Não tardou muito que, estando eu assi cuidando, sobre um verde ramo que por cima da ágoa se estendia se veo apousentar um roussinol, e começou tão doce mente cantar que de todo me levou após si o meu sentido de ouvir. E ele cada vez crecia mais em seus queixumes, cada hora parecia que como cansado queria acabar, senão quando tornava como que começava então. A triste da avezinha que, estando-se assi queixando, não sei como, caío morta sobre a ágoa, e caindo por entre as ramas, muitas folhas caíram também com ela! E pareceo aquilo sinal de pesar àquele arvoredo seu caso tão desestrado. Levava-a após si a ágoa e as folhas após ela. Quisera-a eu tomar, mas por a corrente que ali fazia grande, e por o mato que dali para baixo acerca do rio logo estava, prestesmente se me alongou da vista. Mas o coração me doeu tanto então em ver tão asinha morto quem antes, tão pouco havia, que vira estar cantando, que não pude ter as lágrimas.

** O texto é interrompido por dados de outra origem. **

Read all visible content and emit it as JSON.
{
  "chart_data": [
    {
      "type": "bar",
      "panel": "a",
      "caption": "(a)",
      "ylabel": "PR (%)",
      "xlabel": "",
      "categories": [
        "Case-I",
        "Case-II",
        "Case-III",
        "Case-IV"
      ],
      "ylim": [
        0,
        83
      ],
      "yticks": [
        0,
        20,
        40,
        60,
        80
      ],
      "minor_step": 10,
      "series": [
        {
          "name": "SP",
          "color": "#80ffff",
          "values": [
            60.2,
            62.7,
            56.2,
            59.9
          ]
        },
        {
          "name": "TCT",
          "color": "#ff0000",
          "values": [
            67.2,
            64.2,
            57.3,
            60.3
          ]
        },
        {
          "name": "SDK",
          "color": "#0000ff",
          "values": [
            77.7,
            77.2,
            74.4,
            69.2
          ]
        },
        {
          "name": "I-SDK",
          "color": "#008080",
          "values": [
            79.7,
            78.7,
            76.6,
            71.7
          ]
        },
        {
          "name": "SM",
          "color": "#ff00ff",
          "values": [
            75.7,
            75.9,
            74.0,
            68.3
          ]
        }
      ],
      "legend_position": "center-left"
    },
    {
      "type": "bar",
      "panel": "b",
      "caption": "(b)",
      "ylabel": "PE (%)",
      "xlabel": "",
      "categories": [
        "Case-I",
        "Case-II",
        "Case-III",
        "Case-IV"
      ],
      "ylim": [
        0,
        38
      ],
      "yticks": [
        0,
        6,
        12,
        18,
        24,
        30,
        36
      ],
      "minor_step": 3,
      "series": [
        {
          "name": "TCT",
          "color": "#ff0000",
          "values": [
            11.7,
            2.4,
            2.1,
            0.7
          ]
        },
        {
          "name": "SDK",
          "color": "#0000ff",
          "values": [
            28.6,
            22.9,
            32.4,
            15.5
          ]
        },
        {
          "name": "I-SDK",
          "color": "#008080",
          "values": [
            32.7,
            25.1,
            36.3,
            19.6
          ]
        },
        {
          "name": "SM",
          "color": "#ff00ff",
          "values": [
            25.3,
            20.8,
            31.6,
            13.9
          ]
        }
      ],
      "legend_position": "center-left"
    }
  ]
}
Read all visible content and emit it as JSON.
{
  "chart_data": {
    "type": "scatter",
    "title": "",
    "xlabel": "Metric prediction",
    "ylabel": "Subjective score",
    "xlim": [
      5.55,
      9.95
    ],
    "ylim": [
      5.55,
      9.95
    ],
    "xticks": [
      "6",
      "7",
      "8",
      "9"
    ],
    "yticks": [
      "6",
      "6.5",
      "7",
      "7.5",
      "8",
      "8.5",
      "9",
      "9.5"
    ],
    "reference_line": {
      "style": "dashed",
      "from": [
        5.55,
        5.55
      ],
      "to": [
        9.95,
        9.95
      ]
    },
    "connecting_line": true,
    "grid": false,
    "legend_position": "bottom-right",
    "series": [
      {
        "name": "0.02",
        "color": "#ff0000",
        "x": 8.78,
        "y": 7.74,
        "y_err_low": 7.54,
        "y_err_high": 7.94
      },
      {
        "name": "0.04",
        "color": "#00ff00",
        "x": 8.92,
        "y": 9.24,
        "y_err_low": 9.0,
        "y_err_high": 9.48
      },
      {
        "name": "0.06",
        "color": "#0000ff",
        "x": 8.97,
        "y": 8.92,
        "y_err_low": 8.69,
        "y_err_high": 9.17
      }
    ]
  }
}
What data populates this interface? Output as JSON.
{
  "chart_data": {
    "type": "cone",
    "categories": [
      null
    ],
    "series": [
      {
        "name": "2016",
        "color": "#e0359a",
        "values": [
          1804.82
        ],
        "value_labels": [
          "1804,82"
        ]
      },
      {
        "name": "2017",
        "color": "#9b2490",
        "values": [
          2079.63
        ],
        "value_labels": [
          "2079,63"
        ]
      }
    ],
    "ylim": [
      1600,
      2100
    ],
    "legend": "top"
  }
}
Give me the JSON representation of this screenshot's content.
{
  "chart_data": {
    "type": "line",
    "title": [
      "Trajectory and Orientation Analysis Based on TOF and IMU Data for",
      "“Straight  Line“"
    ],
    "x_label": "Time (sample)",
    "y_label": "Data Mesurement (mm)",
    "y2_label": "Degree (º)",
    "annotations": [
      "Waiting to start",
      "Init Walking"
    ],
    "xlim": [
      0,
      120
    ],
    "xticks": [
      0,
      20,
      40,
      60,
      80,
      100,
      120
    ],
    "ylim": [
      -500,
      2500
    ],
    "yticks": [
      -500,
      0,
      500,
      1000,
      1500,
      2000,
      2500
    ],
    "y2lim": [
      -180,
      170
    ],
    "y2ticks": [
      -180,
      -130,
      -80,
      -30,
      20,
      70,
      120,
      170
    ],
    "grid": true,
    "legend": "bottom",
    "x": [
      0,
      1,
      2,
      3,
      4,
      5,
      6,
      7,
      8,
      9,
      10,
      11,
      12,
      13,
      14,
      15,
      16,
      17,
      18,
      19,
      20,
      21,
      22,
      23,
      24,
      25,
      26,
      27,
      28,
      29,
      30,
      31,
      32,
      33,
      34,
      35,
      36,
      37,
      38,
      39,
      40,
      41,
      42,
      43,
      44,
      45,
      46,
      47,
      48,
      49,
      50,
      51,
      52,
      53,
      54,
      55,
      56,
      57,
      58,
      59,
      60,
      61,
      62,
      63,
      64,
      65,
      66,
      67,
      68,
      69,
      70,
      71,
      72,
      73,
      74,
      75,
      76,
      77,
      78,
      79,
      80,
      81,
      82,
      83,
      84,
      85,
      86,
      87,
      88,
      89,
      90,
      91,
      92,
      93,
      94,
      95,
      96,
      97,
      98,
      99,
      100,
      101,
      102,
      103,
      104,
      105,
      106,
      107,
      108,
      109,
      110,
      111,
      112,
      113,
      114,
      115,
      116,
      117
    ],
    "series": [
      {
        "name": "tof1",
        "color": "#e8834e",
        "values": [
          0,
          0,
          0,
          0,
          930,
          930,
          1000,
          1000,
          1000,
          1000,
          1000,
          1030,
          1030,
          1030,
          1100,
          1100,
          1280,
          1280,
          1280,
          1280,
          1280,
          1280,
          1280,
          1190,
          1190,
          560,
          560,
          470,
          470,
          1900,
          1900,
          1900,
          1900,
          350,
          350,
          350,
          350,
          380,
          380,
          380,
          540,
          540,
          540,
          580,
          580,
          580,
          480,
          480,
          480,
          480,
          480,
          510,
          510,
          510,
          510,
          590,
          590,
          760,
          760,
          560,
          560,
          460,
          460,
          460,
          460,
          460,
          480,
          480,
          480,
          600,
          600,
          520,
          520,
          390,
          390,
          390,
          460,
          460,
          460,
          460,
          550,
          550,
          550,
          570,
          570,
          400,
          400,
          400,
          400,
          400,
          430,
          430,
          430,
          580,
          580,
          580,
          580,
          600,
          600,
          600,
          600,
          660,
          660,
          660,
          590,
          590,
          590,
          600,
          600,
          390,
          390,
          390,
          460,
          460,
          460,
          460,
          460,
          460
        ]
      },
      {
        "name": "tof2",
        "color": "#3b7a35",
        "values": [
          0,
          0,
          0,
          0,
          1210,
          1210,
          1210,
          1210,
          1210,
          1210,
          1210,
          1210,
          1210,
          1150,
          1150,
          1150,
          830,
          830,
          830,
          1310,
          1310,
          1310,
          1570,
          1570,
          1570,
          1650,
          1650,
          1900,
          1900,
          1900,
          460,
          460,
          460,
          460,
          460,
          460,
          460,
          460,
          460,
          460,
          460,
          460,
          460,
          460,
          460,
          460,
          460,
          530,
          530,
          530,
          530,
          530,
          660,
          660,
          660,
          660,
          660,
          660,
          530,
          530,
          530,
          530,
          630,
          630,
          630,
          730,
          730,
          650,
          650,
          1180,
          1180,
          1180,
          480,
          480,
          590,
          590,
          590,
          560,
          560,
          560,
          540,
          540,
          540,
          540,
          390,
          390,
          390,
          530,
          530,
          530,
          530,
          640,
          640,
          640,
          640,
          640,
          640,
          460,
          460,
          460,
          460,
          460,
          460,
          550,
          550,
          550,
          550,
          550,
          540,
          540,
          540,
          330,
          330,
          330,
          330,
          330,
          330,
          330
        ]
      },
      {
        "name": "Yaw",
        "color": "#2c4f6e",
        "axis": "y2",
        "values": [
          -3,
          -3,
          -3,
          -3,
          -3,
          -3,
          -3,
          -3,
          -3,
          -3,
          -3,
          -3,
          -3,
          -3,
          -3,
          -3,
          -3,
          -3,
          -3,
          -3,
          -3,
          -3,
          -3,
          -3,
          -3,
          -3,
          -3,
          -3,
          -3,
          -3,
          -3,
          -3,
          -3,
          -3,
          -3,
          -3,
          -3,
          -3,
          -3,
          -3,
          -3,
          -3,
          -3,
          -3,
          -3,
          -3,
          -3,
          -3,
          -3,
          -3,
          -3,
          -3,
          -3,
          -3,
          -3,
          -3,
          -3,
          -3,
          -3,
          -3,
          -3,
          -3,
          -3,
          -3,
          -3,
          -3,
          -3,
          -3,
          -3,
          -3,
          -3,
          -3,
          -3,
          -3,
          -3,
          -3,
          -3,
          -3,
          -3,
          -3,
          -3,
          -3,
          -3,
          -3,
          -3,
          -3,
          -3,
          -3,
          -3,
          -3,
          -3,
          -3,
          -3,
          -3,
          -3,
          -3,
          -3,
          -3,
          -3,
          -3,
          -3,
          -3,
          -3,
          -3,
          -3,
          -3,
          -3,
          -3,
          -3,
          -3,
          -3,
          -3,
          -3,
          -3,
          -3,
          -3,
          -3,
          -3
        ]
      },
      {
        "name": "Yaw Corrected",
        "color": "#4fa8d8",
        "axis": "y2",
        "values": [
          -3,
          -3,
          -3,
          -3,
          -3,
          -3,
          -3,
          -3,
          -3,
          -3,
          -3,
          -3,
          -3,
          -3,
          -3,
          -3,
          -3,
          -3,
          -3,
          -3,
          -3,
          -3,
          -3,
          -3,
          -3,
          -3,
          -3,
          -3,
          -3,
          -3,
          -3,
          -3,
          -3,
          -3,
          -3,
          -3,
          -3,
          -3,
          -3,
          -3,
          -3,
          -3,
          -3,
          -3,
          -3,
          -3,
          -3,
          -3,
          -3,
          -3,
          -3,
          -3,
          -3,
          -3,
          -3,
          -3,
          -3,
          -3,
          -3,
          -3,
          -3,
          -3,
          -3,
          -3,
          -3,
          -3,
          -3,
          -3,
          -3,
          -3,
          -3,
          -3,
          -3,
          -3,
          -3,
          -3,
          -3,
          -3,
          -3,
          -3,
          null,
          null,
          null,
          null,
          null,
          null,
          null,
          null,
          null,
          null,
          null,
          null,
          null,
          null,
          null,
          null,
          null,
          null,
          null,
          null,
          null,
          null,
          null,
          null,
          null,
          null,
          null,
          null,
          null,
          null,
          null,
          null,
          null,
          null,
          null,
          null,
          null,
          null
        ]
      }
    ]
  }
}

Certo que por cousa deste mundo, depois que eu perdi outra cousa, não me pareceo a mim que chorasse assi de vontade. Mas em parte este meu cuidado não foi em vão porque, ainda que por a desaventura daquela avezinha fossem causadas minhas lágrimas, lá ao sair delas foram juntas outras minhas lembranças tristes. Grande pedaço de tempo estive assi, embargados meus olhos antre os cuidados que muito tempo havia que me tinham já então, e inda terão, té quando venha o tempo que algüa pessoa estranha, de dó de mim, com as suas mãos cerre estes meus olhos que nunca foram fartos de me mostrarem mágoas. Estando assi olhando para donde corria a ágoa, senti bolir o arvoredo. Cuidando que fosse outra cousa, tomou-me medo, mas olhando para lá, vi que vinha üa molher e, pondo nela bem os olhos, vi que era de corpo alto, desposição boa, o rosto de senhora, dona do tempo antigo. Vestida toda de preto, no seu manso andar e seguros meneos do corpo e do rosto e olhar, parecia d'acatamento. Vinha só, na semelhança tão cuidosa, que não apartava os ramos de si, senão quando lhe empediam o caminho ou lhe feriam o rosto. Os seus pés trazia per antre as frescas ervas, e parte do vestido estendido por elas. E antre uns vagarosos passos que ela dava, de quando em quando colhia um cansado fôlego, como que lhe queria falecer a alma. Sendo junto de mim, que me vio, ajuntando as mãos à maneira de medo de molher, um pouco ficou como que vira cousa desacostumada, e eu que também assi estava, não de medo, que a sua boa sombra logo mo não consentio, mas da novidade daquilo que ainda ali não vira, havendo muito que por meu mal tinha continuado aquele lugar e toda aquela ribeira.